Tim, the fourth generation of his family to run farming operations on the open rolling North Hampshire downs, is turning to grass and livestock, sheep for now, cattle later, to improve the depth and nutrient content of his ground. Very alkaline chalky soils are locking up valuable nutrients the arable crops cannot access, leading to declining yields.
Phosphate and Potash indices are respectable, but the results of more detailed Albrecht and Reams soil tests show most of this is locked up and not available for plant growth.
Herbal leys
This year 370ha of herbal leys have been established in blocks across the estate – with mixtures that include ryegrasses, festuloliums, timothy, cocksfoot, chicory, sainfoin, yarrow, burnet, plantain and a selection of white and red clovers.
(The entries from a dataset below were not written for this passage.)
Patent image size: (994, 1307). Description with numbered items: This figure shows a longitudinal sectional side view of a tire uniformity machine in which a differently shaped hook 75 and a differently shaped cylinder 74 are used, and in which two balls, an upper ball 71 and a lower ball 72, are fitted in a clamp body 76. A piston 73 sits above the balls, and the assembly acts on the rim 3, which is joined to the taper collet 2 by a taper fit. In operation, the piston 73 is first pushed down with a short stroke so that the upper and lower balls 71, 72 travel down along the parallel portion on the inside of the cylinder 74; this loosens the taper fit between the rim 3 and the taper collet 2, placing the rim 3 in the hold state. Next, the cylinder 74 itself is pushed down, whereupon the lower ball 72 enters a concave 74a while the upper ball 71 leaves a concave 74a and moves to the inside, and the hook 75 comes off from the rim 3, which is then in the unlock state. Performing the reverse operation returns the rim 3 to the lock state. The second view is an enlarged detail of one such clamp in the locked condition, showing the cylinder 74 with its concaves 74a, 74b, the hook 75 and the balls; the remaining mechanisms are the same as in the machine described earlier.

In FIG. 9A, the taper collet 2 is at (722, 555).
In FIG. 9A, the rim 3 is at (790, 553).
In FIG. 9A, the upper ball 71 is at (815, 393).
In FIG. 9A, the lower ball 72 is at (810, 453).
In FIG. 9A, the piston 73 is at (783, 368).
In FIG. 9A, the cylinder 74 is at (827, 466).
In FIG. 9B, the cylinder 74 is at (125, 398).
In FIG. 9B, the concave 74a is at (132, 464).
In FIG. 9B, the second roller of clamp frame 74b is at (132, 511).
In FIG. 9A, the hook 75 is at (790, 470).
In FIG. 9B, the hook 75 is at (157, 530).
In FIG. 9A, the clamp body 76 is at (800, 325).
These will be down for four years before the fields go back into a rape, barley, rape, barley under-sown with grass, rotation.
33.5km of three strand, high tensile electric fencing has been put in at a cost of 50p/m installed. It is still early days – but the aim is for the sheep to move to a new paddock every four days – leaving a residual that has maximised sheep intakes, but will encourage fast recovery of the pastures.
Above-ground water pipes with easy-to-fit connectors run out to home-made water troughs made from old tractor tyres, with a steel plate bolted to the bottom and a chain, so they can be easily dragged by a bike from paddock to paddock – an idea Tim saw on YouTube.
Grazed-grass only enterprise
1600 sheep, mule ewes and lambs are now tucking into the highly productive pastures – which have grown exceptionally well in the warm summer and open autumn – so much so there are fears the ewes may be too fit for tupping in early December. They will lamb outdoors in April/May and receive no feed apart from grazed grass.
The lambs are also to be finished purely off grazed grass – the first lot went last week, and the rest will be marketed over the winter and early spring.
The sheep enterprise will be run on a low cost system – set up to run with ‘a dog and a quad bike’. The chicory which has natural anthelmintic properties, and other beneficial plants in the ley mix, will reduce the reliance on vet and meds.
“The motivation for taking such drastic action is to get the soils right,” said Tim. “By growing grasses, legumes and deep rooting herbs we can increase soil structure, chemistry and biology.
“And we need the animals to eat the grass, and trample some of it into the soil to increase the organic matter content and encourage the worms, while adding their manure.”
There are so many wins with this new system – not least low cost quality lamb production, with vastly improved soils that will produce more grain with fewer inputs.
Tim is a brave man – but walking around the fields yesterday, even at this early stage, it just seems to make so much sense.
Tim’s Nuffield
Tim’s report – Understanding and implementing sustainability – is exceptional and can be accessed through www.nuffieldinternational.org/reports under the scholarship year 2011.
The changes he has made are as a direct result of his travels – which he said gave him the strength to make the changes needed.
He is also recognises the influence of fellow scholar Tom Chapman – whose study – Are mob grazed cattle the perfect arable break? is also available on the Nuffield International website.
Well he’s convinced Adam Macy! (and more recently, Justin Elliot).